We have much still to learn about this great and dynamic topographic feature, but what we do know hints at the turmoil going on every day beneath waters of Monterey Bay - visit, turn your back on the commercial claptrap of Cannery Row, stare out to sea, and wonder.
[The resources on the Monterey Canyon are vast, many of them originating from the MBARI, the USGS, workers at California State University at Monterey, Stanford, and other research institutions. Brian at Clastic Detritus (who has also posted on the canyon) kindly provided a link to a USGS paper by Fildani and Normark (the latter being one of the long-term canyon workers), http://walrus.wr.usgs.gov/reports/reprints/Fildani_MG_206.pdf; some of the material for this post has also been taken from two Geological Society of America papers: Trail of sand in upper Monterey Canyon: Offshore California, by Paull and others at MBARI (Geological Society of America Bulletin 2005;117;1134-1145) and Semiannual patterns of erosion and deposition in upper Monterey Canyon from serial multibeam bathymetry by Smith and others at California State, Monterey (Geological Society of America Bulletin 2005;117;1123-1133). If any readers are interested, but cannot access GSA journals, please let me know and I can email a copy. General articles can be found at the MBARI site, this one (which includes the images at the top of the post and of the shifted instrumentation package) being particularly good, and here's a summary of the Trail of Sand paper. Fantastic data on California coastal sediment movement and sand budgets can be found in the report, http://www.dbw.ca.gov/csmw/pdf/Sand_Budgets_Major_Littoral_Cells.pdf, downloadable from the Coastal Sediment Management Workgroup site that contains all kinds of other goodies.]
Very well written and informative. The Monterey canyon system is still a bit of a mystery, but better understanding of of the dynamic nature of the canyon helps throw light on forces involved on a geologic scale.

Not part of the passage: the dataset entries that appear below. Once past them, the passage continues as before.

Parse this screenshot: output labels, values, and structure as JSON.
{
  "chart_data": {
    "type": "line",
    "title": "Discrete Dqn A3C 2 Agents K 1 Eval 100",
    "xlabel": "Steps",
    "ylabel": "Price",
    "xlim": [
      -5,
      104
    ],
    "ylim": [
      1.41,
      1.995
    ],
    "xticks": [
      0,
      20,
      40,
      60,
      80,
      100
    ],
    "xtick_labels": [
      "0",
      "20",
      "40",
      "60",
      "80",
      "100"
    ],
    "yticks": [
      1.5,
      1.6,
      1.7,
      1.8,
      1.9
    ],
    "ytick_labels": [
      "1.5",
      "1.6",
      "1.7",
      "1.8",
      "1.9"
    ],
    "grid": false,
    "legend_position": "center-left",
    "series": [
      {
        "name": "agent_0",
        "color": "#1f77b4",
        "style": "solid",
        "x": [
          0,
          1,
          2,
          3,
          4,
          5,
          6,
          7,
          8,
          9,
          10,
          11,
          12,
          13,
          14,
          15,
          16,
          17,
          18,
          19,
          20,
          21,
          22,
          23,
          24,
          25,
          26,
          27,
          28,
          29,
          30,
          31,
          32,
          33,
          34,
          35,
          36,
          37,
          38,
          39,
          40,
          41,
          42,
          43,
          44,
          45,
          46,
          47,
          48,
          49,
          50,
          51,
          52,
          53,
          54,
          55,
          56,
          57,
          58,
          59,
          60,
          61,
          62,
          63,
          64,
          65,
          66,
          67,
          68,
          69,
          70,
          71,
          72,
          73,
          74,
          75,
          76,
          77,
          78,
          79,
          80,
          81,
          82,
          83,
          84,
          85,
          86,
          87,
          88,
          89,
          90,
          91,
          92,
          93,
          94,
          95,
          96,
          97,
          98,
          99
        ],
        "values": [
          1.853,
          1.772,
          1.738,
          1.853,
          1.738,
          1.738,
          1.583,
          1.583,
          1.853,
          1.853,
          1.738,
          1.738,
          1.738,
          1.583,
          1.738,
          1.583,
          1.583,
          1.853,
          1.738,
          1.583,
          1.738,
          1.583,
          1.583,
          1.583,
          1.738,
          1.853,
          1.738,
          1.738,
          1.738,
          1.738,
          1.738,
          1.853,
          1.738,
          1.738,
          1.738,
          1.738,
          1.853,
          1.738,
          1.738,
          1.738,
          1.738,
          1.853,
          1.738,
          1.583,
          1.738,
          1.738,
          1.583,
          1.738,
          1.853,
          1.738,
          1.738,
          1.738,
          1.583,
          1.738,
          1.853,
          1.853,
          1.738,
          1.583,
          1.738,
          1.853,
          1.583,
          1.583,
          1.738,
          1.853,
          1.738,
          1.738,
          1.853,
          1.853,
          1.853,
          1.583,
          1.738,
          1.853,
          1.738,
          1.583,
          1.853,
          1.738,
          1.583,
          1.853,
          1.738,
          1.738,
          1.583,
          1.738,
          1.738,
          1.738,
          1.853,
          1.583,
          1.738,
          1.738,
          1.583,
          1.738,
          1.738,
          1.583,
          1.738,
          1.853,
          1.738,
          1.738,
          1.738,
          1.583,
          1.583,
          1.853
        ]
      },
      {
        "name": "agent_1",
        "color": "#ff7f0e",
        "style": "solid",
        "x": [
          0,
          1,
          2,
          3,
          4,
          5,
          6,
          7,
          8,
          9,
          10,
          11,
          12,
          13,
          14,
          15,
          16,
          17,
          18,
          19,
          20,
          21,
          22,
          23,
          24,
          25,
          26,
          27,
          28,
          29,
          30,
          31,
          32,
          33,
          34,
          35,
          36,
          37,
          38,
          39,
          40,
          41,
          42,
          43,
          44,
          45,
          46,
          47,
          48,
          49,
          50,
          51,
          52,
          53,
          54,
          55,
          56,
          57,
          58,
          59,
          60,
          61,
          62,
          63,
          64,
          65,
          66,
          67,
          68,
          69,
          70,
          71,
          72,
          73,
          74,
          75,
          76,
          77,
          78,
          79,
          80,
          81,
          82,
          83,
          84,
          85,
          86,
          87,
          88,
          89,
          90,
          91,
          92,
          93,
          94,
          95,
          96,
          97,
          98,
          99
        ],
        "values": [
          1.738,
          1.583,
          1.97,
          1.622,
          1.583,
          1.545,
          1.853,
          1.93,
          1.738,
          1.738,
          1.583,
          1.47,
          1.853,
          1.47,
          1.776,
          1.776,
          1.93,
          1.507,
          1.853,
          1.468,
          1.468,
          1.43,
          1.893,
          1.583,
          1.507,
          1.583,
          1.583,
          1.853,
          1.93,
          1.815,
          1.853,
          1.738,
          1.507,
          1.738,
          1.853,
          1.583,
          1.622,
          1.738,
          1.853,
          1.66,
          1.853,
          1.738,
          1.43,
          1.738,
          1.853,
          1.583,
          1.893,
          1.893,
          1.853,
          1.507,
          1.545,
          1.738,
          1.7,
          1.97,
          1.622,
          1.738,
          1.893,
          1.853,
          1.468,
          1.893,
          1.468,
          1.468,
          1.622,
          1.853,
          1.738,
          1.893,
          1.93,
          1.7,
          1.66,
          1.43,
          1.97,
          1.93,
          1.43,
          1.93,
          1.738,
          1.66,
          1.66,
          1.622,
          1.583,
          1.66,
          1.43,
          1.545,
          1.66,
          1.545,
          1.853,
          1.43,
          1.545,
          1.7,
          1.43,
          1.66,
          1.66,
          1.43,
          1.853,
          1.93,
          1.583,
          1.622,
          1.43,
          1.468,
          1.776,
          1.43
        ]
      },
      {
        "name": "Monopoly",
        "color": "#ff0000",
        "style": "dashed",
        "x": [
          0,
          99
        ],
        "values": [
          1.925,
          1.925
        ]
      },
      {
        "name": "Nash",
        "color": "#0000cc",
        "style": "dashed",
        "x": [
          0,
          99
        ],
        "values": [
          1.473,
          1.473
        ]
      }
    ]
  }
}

There are a handful of geologists who also point out that the Pajaro river is periodically blocked by uplift along the San Andreas fault. Lake San Benito forms behind the dam (it's last shoreline can still be picked out along Cienega road)and finally bursts through, scouring on a large scale. It is thought to have happened many times through the Pleistocene into the Holocene. I never see this sequence mentioned in MBARI papers.
Fascinating stuff.
Posted by: Tomo H | July 25, 2015 at 02:53 PM
Thanks - an interesting update!
Posted by: Sandglass | July 26, 2015 at 05:17 PM
Does someone know the origin of the name "Elkhorn" for the slough, the canyon, or the valley? I've tried, without success, to find that information.
Posted by: George Woodward | July 30, 2015 at 03:30 PM
George Woodward - Joseph and Charlotte Roadhouse in 1852 settled on the north side of Estero Grande, where the Packard Ranch is today. The Slough was call Roadhouse Slough during that era but he named it Elkhorn. Perhaps because there were tule elk in the valley and/or the shape of the slough resembles an elk antler.